They Always Had Nice Coats
We had a newborn son, as well as a two year old son. I was in a wheelchair. Looking back 20 years, I have trouble remembering how we did it. Raising children is the toughest job on the planet. Disable one parent, and the challenges multiply exponentially. I can remember days when I thought there was no way we could do it. In response, my mother always told me, “They will grow up anyway.” That holds true no matter what your challenges may be. Time marches on. Our sons are now 20 and 22. Fortunately, I recovered enough from the crippling stroke to be able to be a good mother. I re-learned how to walk, drive, cook and take care of myself. We were lucky to be able to afford hired help for the first four years of the newborn’s life. Yet, on many levels, I was not an active mother.

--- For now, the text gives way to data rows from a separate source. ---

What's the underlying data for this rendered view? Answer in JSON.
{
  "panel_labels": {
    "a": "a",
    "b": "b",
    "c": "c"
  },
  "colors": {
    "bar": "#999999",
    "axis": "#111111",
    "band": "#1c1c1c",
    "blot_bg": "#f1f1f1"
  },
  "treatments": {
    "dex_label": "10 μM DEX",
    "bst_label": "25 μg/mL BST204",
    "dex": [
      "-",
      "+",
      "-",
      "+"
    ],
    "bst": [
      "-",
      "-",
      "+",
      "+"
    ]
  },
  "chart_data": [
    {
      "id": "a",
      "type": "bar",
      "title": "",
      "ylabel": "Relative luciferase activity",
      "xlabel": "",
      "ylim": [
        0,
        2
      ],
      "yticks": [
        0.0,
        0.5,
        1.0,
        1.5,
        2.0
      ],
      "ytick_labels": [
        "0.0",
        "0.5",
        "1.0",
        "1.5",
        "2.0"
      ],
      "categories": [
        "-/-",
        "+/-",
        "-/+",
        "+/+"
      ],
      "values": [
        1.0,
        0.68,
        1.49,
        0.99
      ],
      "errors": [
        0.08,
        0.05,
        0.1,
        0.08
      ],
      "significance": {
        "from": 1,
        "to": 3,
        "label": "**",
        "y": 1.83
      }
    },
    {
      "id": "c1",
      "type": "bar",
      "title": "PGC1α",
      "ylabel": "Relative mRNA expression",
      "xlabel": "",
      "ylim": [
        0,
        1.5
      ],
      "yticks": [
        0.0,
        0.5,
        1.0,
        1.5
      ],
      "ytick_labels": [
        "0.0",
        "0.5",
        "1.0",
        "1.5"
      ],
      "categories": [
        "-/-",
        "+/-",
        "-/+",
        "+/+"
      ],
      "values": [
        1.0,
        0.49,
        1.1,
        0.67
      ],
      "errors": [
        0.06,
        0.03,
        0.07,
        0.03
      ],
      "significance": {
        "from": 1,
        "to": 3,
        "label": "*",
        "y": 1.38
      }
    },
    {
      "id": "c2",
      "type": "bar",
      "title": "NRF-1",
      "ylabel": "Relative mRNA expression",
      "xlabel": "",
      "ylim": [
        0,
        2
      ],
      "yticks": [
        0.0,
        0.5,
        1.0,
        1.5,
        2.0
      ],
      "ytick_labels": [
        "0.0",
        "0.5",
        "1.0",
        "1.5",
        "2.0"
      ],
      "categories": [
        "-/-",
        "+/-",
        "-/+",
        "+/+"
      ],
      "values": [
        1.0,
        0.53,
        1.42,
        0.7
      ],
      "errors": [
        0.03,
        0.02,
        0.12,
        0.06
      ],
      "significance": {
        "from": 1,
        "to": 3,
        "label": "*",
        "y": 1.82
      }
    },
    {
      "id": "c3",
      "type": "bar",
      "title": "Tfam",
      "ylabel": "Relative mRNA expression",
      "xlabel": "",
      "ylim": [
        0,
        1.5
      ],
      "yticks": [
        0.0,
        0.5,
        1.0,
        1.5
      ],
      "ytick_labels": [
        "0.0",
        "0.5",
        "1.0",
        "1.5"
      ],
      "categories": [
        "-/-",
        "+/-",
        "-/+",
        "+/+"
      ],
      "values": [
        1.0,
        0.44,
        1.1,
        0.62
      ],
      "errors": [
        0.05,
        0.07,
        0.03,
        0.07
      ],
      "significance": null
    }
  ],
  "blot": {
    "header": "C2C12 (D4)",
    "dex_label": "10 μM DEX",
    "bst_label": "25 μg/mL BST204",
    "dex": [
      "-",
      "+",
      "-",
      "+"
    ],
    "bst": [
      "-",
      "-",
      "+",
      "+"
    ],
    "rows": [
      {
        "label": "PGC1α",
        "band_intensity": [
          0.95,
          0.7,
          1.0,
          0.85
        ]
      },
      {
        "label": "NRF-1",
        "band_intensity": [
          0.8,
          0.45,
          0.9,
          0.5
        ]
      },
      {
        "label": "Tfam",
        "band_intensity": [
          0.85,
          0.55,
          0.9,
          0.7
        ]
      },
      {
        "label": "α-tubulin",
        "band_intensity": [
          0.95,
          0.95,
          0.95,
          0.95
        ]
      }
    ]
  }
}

I watched videos last weekend from our sons’ early years. It seemed as if every moment of baby #1’s life was unique. Each move was well documented. This is common among new parents. Your first baby is the first one in the world to burp, poop, smile and laugh. I was physically fit for his first two years, and was seen carrying him, playing with him, and taking care of him.
Since I was six months pregnant with my second baby when I had the stroke, the scenes from his early life were mostly missing from the archive. It was not the same joyful, happy time after he was born. Much of the video footage consisted of my husband following the kids around with the camera while narrating the story. He was a good dad. They went on hikes, swam in the ocean, played in the snow, went ice skating on the lake at our place there, and fought physical battles like many brothers do. I wasn’t able to participate in any of this. There was limited footage of me reading Curious George books to them on the couch. Sometimes I was passing through the scenes limping along. I attended their school plays and musical performances.
I watched these movies with amazement at what a beautiful time my kids seemed to have. They looked happy most of the time. I couldn’t remember how we managed to dress them in such nice clothes. Where did we get the super nice, warm coats they wore with their mittens, hats and boots? Childhood passes in a blur no matter the circumstances. We were in survival mode for five years after our second baby was born. They grew up anyway.